Henry Blodget deconstructs Apple's financials to see what it would take for Apple to go to $1,000 per share.

"Why Are Harvard Graduates in the Mailroom?" asks Adam Davidson, as he explores the "lottery system" of labor economics, and worries that the whole economy is shifting to this cutthroat model with no Plan B.

Broadcasters sued Aereo, the start-up that brings over-the-air TV to the Internet. It took less than 2 weeks.


Congrats to Moonbot, the Louisiana based animation startup that won the Oscar for best animated short film, "The Fantastic Flying Books of Mr. Morris Lessmore," a form of which also debuted as an engaging iPad app. Venture Beat interviewed Brandon Oldenburg, a partner (and Oscar winner). I met Brandon at the Dallas Video Fest and have been so impressed with Moonbot's strategy for sustaining creativity in the new digital marketplace.

If you're a Godard freak (me), you won't want to miss these remixes of his classic Alphaville. Thanks to Anne Thompson (@akstanwyck), whose commentary is a lovely lecture in itself. 

ZED.To is an 8-month immersive narrative adventure chronicling the end of the world in Toronto, currently raising money on IndieGoGo.

Transmedia LA members have launched the "Miracle Mile" ARG, which will roll out this spring and summer.
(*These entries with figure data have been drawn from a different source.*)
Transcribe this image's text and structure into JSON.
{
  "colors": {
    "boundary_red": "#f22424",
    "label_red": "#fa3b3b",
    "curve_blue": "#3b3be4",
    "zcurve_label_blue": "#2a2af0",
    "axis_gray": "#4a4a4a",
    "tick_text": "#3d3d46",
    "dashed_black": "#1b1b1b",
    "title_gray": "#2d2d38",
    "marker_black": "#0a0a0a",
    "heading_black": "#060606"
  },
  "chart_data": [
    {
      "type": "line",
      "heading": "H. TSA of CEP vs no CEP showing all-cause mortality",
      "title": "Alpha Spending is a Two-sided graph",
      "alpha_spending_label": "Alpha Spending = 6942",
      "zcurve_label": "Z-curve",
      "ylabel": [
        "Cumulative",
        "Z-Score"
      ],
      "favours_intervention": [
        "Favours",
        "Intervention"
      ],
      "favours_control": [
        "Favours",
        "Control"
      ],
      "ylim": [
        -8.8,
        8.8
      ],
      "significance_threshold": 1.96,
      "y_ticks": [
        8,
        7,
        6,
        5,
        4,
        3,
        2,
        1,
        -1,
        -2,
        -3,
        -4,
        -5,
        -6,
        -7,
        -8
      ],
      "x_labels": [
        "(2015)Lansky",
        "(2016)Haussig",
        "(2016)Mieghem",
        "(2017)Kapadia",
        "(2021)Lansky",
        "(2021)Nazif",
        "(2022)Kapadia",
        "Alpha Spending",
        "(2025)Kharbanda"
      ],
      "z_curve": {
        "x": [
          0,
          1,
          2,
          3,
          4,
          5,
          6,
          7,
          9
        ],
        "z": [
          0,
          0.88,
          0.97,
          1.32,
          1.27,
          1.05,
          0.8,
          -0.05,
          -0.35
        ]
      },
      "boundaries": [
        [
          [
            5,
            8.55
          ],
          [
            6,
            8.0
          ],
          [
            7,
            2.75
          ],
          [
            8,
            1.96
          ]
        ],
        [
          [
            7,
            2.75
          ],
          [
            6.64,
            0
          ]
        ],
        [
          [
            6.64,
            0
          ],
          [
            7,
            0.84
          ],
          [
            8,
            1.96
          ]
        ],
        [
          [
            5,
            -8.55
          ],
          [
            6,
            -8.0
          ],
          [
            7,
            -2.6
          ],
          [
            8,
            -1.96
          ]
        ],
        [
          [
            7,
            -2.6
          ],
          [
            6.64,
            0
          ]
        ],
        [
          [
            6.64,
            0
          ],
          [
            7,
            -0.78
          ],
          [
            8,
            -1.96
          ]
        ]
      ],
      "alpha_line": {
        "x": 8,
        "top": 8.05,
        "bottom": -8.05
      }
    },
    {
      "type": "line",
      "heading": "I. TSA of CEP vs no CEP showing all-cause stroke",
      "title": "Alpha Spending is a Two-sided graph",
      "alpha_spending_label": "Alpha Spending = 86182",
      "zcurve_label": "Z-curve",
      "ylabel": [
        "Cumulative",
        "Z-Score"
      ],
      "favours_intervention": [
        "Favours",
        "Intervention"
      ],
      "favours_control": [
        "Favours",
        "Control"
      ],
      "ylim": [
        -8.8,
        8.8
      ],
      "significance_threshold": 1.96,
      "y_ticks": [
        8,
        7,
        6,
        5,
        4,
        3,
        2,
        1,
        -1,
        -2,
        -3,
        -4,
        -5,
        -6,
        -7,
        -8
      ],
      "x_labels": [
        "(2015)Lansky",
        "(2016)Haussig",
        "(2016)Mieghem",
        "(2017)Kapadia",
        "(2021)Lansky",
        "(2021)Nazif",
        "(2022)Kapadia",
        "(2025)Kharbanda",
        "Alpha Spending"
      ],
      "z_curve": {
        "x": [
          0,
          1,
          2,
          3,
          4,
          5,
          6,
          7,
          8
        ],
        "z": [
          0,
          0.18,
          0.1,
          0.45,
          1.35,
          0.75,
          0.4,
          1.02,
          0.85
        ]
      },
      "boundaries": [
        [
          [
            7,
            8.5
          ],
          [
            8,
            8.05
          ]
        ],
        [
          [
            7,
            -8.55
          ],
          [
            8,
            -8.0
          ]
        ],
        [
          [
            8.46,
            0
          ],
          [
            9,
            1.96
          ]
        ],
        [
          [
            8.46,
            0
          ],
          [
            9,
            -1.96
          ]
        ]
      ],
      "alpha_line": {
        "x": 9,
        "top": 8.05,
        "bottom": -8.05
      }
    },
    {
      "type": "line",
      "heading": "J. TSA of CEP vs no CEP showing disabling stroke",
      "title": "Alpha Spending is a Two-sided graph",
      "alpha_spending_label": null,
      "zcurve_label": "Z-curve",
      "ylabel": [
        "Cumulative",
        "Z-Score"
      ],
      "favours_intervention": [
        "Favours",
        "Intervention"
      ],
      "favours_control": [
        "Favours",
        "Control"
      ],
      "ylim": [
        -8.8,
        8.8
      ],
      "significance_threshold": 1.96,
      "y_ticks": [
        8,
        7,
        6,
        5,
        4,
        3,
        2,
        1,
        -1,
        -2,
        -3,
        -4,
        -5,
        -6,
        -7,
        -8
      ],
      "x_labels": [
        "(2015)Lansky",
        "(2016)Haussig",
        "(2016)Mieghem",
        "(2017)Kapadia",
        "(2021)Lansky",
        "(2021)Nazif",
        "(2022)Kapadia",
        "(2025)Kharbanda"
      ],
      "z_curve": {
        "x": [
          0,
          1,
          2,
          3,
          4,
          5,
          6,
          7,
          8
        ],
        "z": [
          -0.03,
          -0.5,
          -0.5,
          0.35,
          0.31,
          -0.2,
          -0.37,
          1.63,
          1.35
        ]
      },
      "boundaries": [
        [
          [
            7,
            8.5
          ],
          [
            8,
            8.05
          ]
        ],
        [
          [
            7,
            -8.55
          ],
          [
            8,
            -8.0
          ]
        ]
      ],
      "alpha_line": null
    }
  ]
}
The first draft of a storyline has been posted on FB here, though the group is by invitation only. 

Meghan Gargan discusses "what Facebook's Timeline means for Transmedia"

Graphicly is a publishing platform born to support the needs of graphic novels. With the tools and especially analytics it has developed, the company is now expanding to other types of books. Take a look at the value proposition.